Crystallographic data (excluding structure factors) for the structural analysis has been deposited with the Cambridge Crystallographic Data Centre, Nos. CCDC 867592 (1), 867593 (2, room temperature) and 867594 (2, 130(1) K). Copies of this information may be obtained free of charge from: The Director, CCDC, 12 Union Road, Cambridge, CB2 1EZ, UK. Fax: +44(1223)336-033, e-mail: deposit@ccdc.cam.ac.uk, or www: www.ccdc.cam.ac.uk.

4. Conclusions

The crystal structures of two 2-amino-3-aroyl thiophenes, potential allosteric enhancers at the human A1 adenosine receptor, were determined by means of X-ray diffraction.
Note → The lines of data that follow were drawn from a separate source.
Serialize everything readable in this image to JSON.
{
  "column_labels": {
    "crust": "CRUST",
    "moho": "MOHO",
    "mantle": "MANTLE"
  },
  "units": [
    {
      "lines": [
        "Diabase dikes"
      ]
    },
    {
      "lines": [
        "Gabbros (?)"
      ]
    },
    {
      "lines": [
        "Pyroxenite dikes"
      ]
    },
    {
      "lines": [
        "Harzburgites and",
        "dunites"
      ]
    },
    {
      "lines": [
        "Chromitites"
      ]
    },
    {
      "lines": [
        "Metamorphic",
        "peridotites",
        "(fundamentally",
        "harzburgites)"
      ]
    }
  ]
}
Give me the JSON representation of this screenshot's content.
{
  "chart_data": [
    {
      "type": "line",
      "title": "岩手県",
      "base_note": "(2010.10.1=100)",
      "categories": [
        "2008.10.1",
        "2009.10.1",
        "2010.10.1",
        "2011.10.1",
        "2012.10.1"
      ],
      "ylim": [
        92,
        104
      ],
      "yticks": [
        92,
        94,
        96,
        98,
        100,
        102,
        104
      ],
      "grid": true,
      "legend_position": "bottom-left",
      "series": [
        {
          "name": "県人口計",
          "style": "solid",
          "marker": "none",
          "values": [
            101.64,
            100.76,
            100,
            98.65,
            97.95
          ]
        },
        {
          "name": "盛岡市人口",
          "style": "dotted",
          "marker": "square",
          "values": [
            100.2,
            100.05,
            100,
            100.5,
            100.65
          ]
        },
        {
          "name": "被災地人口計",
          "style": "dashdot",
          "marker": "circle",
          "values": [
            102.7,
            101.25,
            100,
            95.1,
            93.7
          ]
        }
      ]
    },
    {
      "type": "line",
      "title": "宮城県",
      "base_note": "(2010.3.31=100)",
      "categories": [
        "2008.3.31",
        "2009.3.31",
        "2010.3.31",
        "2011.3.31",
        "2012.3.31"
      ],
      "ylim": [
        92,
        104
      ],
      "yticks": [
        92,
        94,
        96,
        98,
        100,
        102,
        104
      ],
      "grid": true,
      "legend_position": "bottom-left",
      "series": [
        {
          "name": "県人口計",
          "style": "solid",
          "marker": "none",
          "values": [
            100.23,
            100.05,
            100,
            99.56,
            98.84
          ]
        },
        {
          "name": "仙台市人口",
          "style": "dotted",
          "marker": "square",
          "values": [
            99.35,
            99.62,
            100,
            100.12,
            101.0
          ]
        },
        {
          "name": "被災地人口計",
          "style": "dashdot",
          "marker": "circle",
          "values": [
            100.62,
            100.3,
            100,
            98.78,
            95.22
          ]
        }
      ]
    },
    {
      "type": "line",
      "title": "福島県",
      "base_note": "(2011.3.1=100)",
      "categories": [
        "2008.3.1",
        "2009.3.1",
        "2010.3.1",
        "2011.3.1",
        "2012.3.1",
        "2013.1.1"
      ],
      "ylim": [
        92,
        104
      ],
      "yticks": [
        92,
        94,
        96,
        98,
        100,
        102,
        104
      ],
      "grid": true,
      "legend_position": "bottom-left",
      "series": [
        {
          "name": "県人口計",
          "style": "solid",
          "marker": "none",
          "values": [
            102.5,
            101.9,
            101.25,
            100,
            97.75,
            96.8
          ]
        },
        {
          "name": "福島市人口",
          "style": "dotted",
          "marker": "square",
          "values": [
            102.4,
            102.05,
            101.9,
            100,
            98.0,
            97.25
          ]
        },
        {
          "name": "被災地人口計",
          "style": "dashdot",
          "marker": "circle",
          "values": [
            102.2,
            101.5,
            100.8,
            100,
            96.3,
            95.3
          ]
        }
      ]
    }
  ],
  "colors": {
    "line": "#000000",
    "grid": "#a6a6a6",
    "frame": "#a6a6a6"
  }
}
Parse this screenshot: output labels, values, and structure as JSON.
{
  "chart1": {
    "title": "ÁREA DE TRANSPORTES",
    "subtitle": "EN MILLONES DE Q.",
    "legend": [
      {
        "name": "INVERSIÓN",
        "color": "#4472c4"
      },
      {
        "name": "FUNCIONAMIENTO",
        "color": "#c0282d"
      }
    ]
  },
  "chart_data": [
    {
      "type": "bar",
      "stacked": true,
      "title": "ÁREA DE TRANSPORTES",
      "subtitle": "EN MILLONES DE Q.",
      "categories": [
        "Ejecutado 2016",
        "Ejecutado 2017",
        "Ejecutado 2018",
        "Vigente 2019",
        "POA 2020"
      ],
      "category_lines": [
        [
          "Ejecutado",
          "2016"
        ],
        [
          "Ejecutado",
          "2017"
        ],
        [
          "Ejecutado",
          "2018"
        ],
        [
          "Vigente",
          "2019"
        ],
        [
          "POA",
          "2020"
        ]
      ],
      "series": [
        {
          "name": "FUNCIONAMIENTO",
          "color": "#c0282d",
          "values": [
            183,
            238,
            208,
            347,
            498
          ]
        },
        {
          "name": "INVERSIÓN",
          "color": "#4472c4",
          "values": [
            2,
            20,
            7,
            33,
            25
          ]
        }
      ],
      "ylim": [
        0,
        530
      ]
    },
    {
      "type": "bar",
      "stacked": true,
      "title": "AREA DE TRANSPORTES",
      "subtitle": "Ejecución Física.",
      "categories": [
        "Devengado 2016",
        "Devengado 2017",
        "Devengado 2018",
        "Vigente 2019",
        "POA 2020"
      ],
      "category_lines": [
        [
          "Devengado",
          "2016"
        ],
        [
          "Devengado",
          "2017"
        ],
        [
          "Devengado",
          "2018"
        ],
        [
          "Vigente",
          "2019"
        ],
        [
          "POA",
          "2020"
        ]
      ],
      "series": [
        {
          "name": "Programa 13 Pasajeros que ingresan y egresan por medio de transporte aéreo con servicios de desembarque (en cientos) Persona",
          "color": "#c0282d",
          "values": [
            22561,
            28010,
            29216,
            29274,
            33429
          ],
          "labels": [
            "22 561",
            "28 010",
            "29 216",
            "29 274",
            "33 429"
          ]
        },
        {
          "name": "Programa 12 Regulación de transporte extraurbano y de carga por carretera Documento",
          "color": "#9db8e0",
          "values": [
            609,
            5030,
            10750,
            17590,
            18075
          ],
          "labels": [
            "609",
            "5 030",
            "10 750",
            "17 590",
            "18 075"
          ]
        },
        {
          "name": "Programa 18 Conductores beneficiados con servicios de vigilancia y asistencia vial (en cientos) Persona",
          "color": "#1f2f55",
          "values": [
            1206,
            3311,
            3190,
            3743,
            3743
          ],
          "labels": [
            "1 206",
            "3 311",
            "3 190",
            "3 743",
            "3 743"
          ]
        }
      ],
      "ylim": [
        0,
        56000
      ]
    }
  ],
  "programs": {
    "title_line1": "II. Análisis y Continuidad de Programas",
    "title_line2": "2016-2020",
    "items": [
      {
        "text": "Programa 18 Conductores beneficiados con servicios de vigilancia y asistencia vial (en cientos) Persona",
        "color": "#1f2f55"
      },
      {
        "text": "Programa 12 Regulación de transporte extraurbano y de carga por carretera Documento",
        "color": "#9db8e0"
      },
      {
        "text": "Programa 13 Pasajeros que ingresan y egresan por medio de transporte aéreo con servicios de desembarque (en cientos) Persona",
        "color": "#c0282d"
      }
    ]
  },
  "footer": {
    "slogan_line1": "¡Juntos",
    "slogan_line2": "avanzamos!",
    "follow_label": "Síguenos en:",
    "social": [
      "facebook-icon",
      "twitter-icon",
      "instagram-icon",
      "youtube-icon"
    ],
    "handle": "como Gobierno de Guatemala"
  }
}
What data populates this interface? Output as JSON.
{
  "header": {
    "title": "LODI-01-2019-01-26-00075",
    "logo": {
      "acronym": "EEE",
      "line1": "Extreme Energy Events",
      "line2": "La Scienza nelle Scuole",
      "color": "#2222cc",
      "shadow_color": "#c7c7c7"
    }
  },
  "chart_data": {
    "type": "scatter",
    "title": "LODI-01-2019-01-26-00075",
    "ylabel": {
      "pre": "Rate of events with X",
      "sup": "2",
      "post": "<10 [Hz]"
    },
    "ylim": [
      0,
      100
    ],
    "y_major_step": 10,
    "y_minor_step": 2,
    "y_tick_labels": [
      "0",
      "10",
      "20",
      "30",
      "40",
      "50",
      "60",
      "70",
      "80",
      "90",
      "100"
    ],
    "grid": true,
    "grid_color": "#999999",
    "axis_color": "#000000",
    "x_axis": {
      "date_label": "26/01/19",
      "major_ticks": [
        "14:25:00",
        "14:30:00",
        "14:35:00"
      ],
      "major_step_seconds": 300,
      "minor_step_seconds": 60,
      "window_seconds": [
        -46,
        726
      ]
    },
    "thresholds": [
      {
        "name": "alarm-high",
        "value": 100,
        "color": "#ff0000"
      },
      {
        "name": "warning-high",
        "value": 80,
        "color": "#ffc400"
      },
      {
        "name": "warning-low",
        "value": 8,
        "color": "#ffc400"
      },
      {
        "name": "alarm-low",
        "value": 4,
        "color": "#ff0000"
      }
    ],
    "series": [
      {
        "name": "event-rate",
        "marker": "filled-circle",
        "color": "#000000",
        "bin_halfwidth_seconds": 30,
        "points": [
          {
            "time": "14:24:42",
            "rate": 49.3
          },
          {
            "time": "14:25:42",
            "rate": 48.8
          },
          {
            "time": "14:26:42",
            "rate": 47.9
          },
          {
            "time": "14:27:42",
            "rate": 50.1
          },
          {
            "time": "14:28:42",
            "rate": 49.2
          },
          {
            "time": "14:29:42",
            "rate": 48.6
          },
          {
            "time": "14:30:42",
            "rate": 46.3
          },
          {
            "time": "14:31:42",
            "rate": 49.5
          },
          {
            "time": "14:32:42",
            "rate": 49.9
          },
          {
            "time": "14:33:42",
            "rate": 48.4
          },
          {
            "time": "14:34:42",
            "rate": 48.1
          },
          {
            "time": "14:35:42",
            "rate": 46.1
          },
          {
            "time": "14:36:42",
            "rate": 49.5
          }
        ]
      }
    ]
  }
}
In both molecules, intramolecular N–H···O hydrogen bonds close approximately planar six-membered rings, roughly (in case of 1) or almost perfectly (2) coplanar with the thiophene ring plane. The intermolecular N–H···O hydrogen bonds connect molecules in infinite chains along the approximately 10 Å long unit cell axis.

Acknowledgments

ASD thanks the University of Mysore for research facilities. We thank R. L. Fine Chem., Bengaluru, for the gift samples of the title compounds.

Conflict of Interest

The authors declare no conflict of interest.